C’est ce genre d’anomalies choquantes que le Souverain a pointées dans son récent Discours de Dakar, à l’occasion du 41ème anniversaire de la Marche Verte : «la formation du prochain gouvernement ne doit pas être une affaire d’arithmétique où il s’agit de satisfaire les desideratas de partis politiques et de constituer une majorité numérique, comme s’il était question de partager un butin électoral». Tout est dit !

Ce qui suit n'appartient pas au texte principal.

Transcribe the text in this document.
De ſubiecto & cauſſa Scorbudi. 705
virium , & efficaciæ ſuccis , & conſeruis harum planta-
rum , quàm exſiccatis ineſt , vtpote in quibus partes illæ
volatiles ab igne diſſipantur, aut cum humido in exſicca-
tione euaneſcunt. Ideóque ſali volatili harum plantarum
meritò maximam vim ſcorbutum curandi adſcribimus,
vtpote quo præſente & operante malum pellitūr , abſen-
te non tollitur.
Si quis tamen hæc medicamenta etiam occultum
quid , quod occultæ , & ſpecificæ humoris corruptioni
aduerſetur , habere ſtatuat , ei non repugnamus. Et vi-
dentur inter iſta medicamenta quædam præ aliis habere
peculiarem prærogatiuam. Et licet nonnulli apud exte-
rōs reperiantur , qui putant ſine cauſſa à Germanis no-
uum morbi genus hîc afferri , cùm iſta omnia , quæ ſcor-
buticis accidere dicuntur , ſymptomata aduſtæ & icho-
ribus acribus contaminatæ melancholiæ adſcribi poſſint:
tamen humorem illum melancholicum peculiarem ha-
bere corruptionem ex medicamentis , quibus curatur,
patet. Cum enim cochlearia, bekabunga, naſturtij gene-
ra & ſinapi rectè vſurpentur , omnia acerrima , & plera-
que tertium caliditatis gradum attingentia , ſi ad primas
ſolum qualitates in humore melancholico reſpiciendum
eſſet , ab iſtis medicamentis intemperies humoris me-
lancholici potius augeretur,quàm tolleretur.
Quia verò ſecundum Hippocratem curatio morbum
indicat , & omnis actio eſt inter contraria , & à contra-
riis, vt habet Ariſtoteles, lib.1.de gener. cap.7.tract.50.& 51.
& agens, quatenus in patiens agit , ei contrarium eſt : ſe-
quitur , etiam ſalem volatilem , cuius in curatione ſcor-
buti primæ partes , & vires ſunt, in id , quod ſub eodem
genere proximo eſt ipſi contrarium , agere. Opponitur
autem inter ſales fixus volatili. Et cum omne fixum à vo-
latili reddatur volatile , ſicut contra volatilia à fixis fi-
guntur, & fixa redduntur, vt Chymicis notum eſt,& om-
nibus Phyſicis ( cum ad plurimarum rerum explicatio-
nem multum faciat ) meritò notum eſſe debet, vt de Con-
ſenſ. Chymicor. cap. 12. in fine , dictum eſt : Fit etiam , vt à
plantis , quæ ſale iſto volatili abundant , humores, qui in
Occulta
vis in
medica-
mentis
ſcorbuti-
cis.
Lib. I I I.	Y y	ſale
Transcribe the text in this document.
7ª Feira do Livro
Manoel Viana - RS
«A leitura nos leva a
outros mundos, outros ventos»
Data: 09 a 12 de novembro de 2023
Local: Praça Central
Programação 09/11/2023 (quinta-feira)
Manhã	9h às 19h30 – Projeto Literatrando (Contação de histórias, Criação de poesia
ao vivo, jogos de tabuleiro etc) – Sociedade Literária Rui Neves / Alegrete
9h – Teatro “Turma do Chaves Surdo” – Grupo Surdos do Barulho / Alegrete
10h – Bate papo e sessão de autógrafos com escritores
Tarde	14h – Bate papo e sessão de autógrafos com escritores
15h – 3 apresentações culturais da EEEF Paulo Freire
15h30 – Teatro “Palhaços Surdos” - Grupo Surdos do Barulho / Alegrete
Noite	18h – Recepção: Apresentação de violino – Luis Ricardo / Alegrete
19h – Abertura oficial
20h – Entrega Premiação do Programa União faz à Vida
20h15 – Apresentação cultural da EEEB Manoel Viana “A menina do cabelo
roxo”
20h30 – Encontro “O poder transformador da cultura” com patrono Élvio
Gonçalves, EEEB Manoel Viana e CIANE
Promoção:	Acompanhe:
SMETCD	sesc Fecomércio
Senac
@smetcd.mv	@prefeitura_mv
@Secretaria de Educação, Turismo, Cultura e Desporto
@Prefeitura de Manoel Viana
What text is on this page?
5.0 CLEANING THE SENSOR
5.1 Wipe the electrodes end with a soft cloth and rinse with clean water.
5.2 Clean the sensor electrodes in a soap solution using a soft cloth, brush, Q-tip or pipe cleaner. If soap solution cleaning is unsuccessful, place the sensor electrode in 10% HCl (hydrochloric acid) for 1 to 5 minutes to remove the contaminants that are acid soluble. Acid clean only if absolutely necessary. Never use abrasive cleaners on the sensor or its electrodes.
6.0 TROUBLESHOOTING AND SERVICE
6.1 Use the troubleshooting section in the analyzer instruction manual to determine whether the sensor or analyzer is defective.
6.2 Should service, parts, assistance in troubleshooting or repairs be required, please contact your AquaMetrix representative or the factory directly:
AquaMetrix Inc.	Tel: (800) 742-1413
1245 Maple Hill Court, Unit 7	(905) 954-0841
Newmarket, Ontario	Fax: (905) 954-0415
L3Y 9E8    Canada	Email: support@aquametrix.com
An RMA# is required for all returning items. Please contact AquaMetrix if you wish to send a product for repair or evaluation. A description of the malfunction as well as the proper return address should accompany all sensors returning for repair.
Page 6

Nous attendons, le Maroc entier attend des partis qui ont été approchés par Abdelilah Benkirane qu’ils exposent devant le Chef du gouvernement des programmes cohérents, responsables et fédérateurs. Qu’ils déterminent les priorités à court terme. Qu’ils travaillent vite et bien de sorte que l’Exécutif fonctionne d’une manière efficace et pleinement opérationnelle. Nonobstant leur couleur politique et leur idéologie, ces partis sont censés proposer des compétences incarnées par les meilleurs technocrates qui existent en ce moment dans leurs rangs. Des cadres qui maîtrisent évidemment très bien leurs secteurs. S.M. le Roi a bien souligné l’importance de ces critères : «le gouvernement est une structuration efficace et harmonieuse qui s’adapte au programme et aux priorités. C’est un ensemble de compétences qualifiées, avec des attributions départementales bien définies». En d’autres mots, la formation du prochain gouvernement doit se faire conformément à ces critères et suivant une méthodologie rigoureuse.
Nous restons sur notre inquiétude avec le sentiment – largement partagé – que nos formations politiques ne disposent pas d’une vision à 360 degrés qui permette d’entrevoir un gouvernement réactif, homogène, voué à l’intérêt supérieur du pays et de ses institutions plutôt qu’à la chasse aux portefeuilles ministériels et aux privilèges qui y sont associés… L’image que ces partis renvoient aux Marocains, en ce moment, est celle d’une affligeante vente aux enchères – et au détail – du gouvernement. Non, le Maroc n’est pas à vendre !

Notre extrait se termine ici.